Since April is considered Poetry Month I thought it only appropriate to post some poems.  A quick disclaimer first:  I haven’t written poetry in many, many years.  The one I’m about to share, I wrote in 1985 while taking a college Creative Writing course.  The assignment was to write something sensuous.  So, I wrote a love poem to my then boyfriend and now husband Dean.  Shortly after I gave him the poem, we broke up.  It was a very emotional time for both of us.  He wrote a poem in response to mine and shared it with me when we got back together.  We never could stay away from each other for long, which I guess, by now, is obvious, seeing how we’ve been legally married for 22 years, lived together for four, and dated for two.  Well, without further ado here’s my poem, followed by his (and I have to admit, I think his is the better of the two).  Enjoy!

The Love We Make

Deep tones you emit

From full, searching lips,

Sending shivers of anticipation

Down my legs and up my spine,

Clear through to warm my belly.

Your strong, but gentle hands

Reach for me, pulling me closer

To the heat of your presence.

My heavy head tilts back

As I melt

In your dark brown,

Liquidity pools,

The very essence of you,

That mirrors your soul.

As I fall

The hold you have on me

Keeps me from drowning,

Yet you smother me

With your delicious sweetness

I want to keep all for myself.

Tongues flick like fire

As I taste the salt of your labor

On your neck where I rest my open heart.

Planets dissolve into nothingness

For there is nothing

But the two us,

Consumed by flaming powers

Only we can control.

Moaning pleasure, the only sound

In the universe we created

From a mold of mutual understanding.

Bodies stiffen and muscles strain

As if letting go of all life’s frustrations

Within a matter of moments

That seem like ages,  like seconds

Ticking away from our grasp.

Reality ends

And begins

At the same time.

Another Love Song

Is this just another love song
Of fools and follies and emotions?
Is this just another love gone wrong
With its good intentions and romantic notions?

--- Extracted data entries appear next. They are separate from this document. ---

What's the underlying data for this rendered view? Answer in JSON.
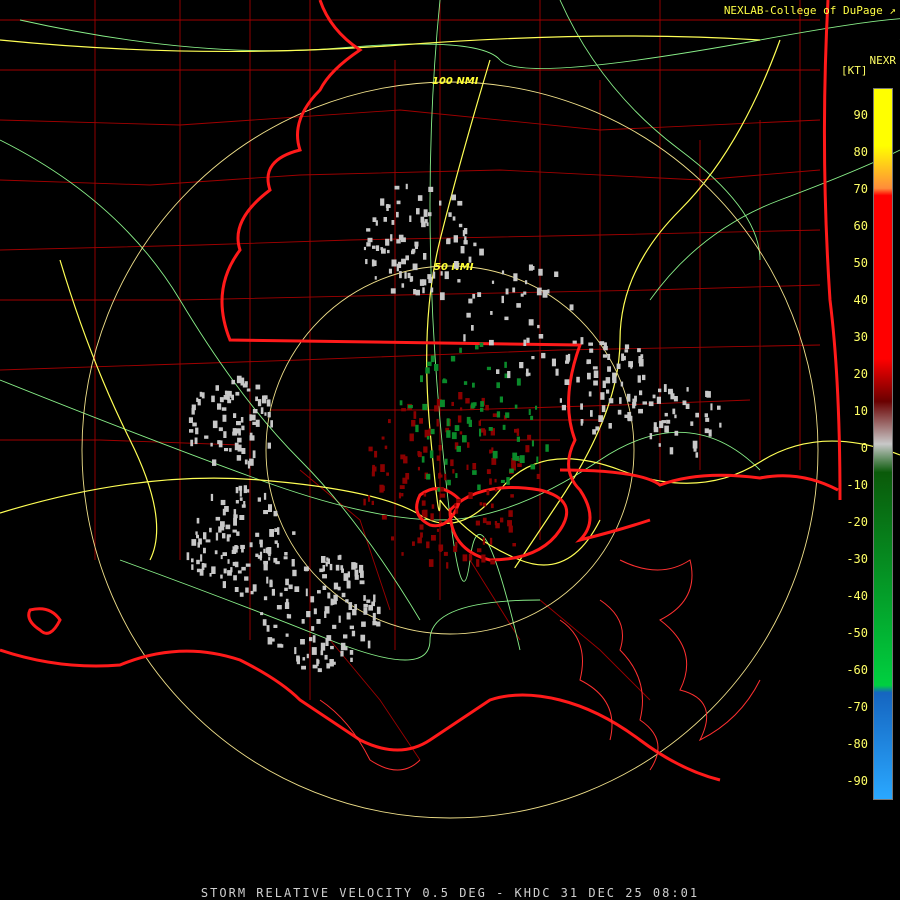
{
  "header": {
    "credit": "NEXLAB-College of DuPage ↗",
    "product": "NEXR",
    "units": "[KT]"
  },
  "footer": {
    "caption": "STORM RELATIVE VELOCITY 0.5 DEG - KHDC 31 DEC 25 08:01"
  },
  "range_rings": [
    {
      "label": "100 NMI"
    },
    {
      "label": "50 NMI"
    }
  ],
  "legend": {
    "ticks": [
      "90",
      "80",
      "70",
      "60",
      "50",
      "40",
      "30",
      "20",
      "10",
      "0",
      "-10",
      "-20",
      "-30",
      "-40",
      "-50",
      "-60",
      "-70",
      "-80",
      "-90"
    ],
    "colors": {
      "positive_high": "#ffff00",
      "positive_mid": "#ff8c3a",
      "positive_red": "#ff0000",
      "positive_dark": "#6a0000",
      "zero": "#c8c8c8",
      "negative_dark": "#0a5a0a",
      "negative_green": "#00d040",
      "negative_blue": "#1565c0",
      "negative_light": "#2aa8ff"
    }
  },
  "map_colors": {
    "state_boundaries": "#ff1a1a",
    "county_boundaries": "#b80000",
    "interstates": "#ffff55",
    "highways": "#88ee88",
    "range_rings": "#f0e08a"
  }
}
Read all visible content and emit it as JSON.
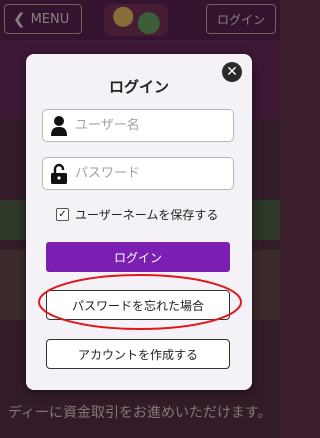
{
  "header": {
    "menu_label": "MENU",
    "login_label": "ログイン"
  },
  "background": {
    "footer_text": "ディーに資金取引をお進めいただけます。"
  },
  "modal": {
    "title": "ログイン",
    "username_placeholder": "ユーザー名",
    "password_placeholder": "パスワード",
    "remember_label": "ユーザーネームを保存する",
    "remember_checked": true,
    "login_button": "ログイン",
    "forgot_button": "パスワードを忘れた場合",
    "create_button": "アカウントを作成する"
  },
  "colors": {
    "primary_button": "#7a1fb2",
    "annotation": "#e0161b"
  }
}
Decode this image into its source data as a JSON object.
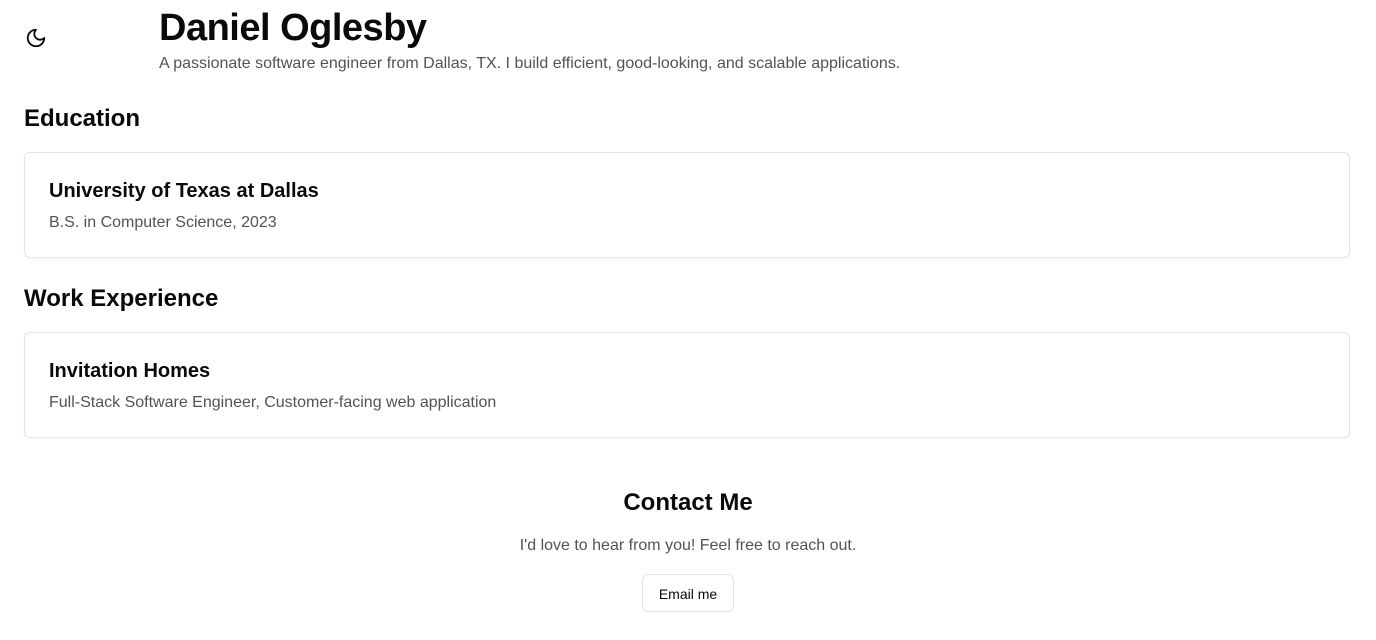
{
  "header": {
    "name": "Daniel Oglesby",
    "tagline": "A passionate software engineer from Dallas, TX. I build efficient, good-looking, and scalable applications."
  },
  "theme_toggle": {
    "icon": "moon-icon"
  },
  "education": {
    "title": "Education",
    "items": [
      {
        "school": "University of Texas at Dallas",
        "degree": "B.S. in Computer Science, 2023"
      }
    ]
  },
  "work": {
    "title": "Work Experience",
    "items": [
      {
        "company": "Invitation Homes",
        "role": "Full-Stack Software Engineer, Customer-facing web application"
      }
    ]
  },
  "contact": {
    "title": "Contact Me",
    "text": "I'd love to hear from you! Feel free to reach out.",
    "button_label": "Email me"
  },
  "colors": {
    "text": "#0a0a0a",
    "muted": "#52525b",
    "border": "#e4e4e7",
    "background": "#ffffff"
  }
}
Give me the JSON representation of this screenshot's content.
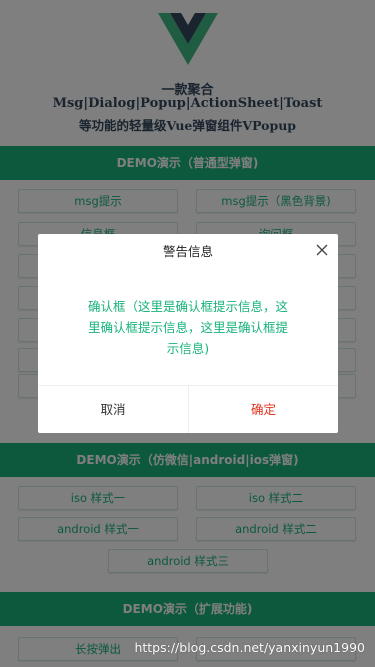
{
  "header": {
    "logo_icon": "vue-logo-icon",
    "line1": "一款聚合",
    "line2": "Msg|Dialog|Popup|ActionSheet|Toast",
    "line3": "等功能的轻量级Vue弹窗组件VPopup"
  },
  "sections": [
    {
      "title": "DEMO演示（普通型弹窗)"
    },
    {
      "title": "DEMO演示（仿微信|android|ios弹窗)"
    },
    {
      "title": "DEMO演示（扩展功能)"
    }
  ],
  "buttons": {
    "msg": "msg提示",
    "msg_dark": "msg提示（黑色背景)",
    "info": "信息框",
    "ask": "询问框",
    "ios1": "iso 样式一",
    "ios2": "iso 样式二",
    "android1": "android 样式一",
    "android2": "android 样式二",
    "android3": "android 样式三",
    "longpress": "长按弹出"
  },
  "dialog": {
    "title": "警告信息",
    "message": "确认框（这里是确认框提示信息，这里确认框提示信息，这里是确认框提示信息)",
    "cancel": "取消",
    "confirm": "确定",
    "close_icon": "close-icon",
    "message_color": "#19b37b",
    "confirm_color": "#e0341e"
  },
  "watermark": "https://blog.csdn.net/yanxinyun1990",
  "colors": {
    "accent": "#19b37b",
    "title_text": "#35495e",
    "mask": "rgba(0,0,0,0.5)"
  }
}
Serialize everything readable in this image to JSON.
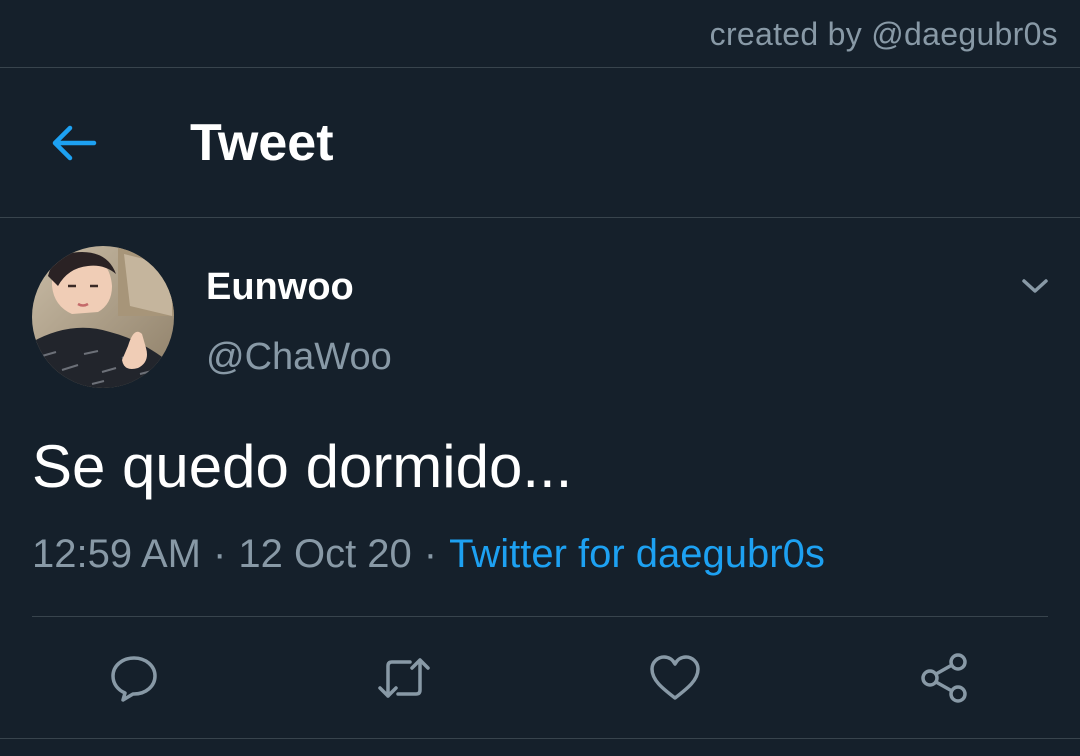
{
  "credit": "created by @daegubr0s",
  "header": {
    "title": "Tweet",
    "back_icon": "arrow-left-icon"
  },
  "tweet": {
    "display_name": "Eunwoo",
    "handle": "@ChaWoo",
    "text": "Se quedo dormido...",
    "time": "12:59 AM",
    "separator": "·",
    "date": "12 Oct 20",
    "source": "Twitter for daegubr0s"
  },
  "actions": [
    {
      "icon": "reply-icon"
    },
    {
      "icon": "retweet-icon"
    },
    {
      "icon": "like-icon"
    },
    {
      "icon": "share-icon"
    }
  ],
  "colors": {
    "background": "#15202b",
    "accent": "#1da1f2",
    "secondary_text": "#8899a6",
    "border": "#38444d"
  }
}
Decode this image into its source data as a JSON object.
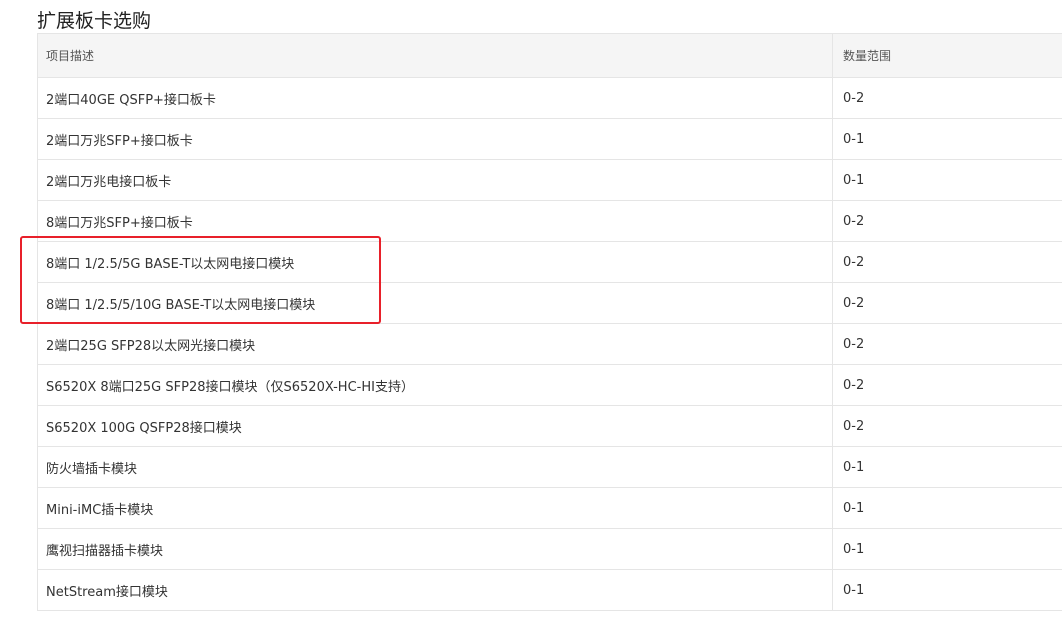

Does time always mend wounds done in passing?
Who is answering questions and who is asking?
Do tongues that flicked like fire still linger
What ecstasy can sweep us with its deep bound fingers?

And am I wrong to feel the way I do
As ages pass since I last saw you?
Could you ever understand if I could ever say
I’m trying to clear a path but I’m still in my way.

Is this just another love song
Of fools and follies and emotions?
Does it only fall like rain upon
A vast and endless ocean?

Are we lost and consumed beyond control?
Does our essence still mirror our souls?
Can we still gain some calm composure
And hide from open hearts’ disclosure?

We try to grasp beyond our reach
And clench the emptiness that makes us weep.
We only think of sweet yesterdays
As we hitch a ride to take us away.

Is this just another love song
Sung through tears in shades of blue?
Perhaps it is a love gone wrong
But I still find myself—loving you.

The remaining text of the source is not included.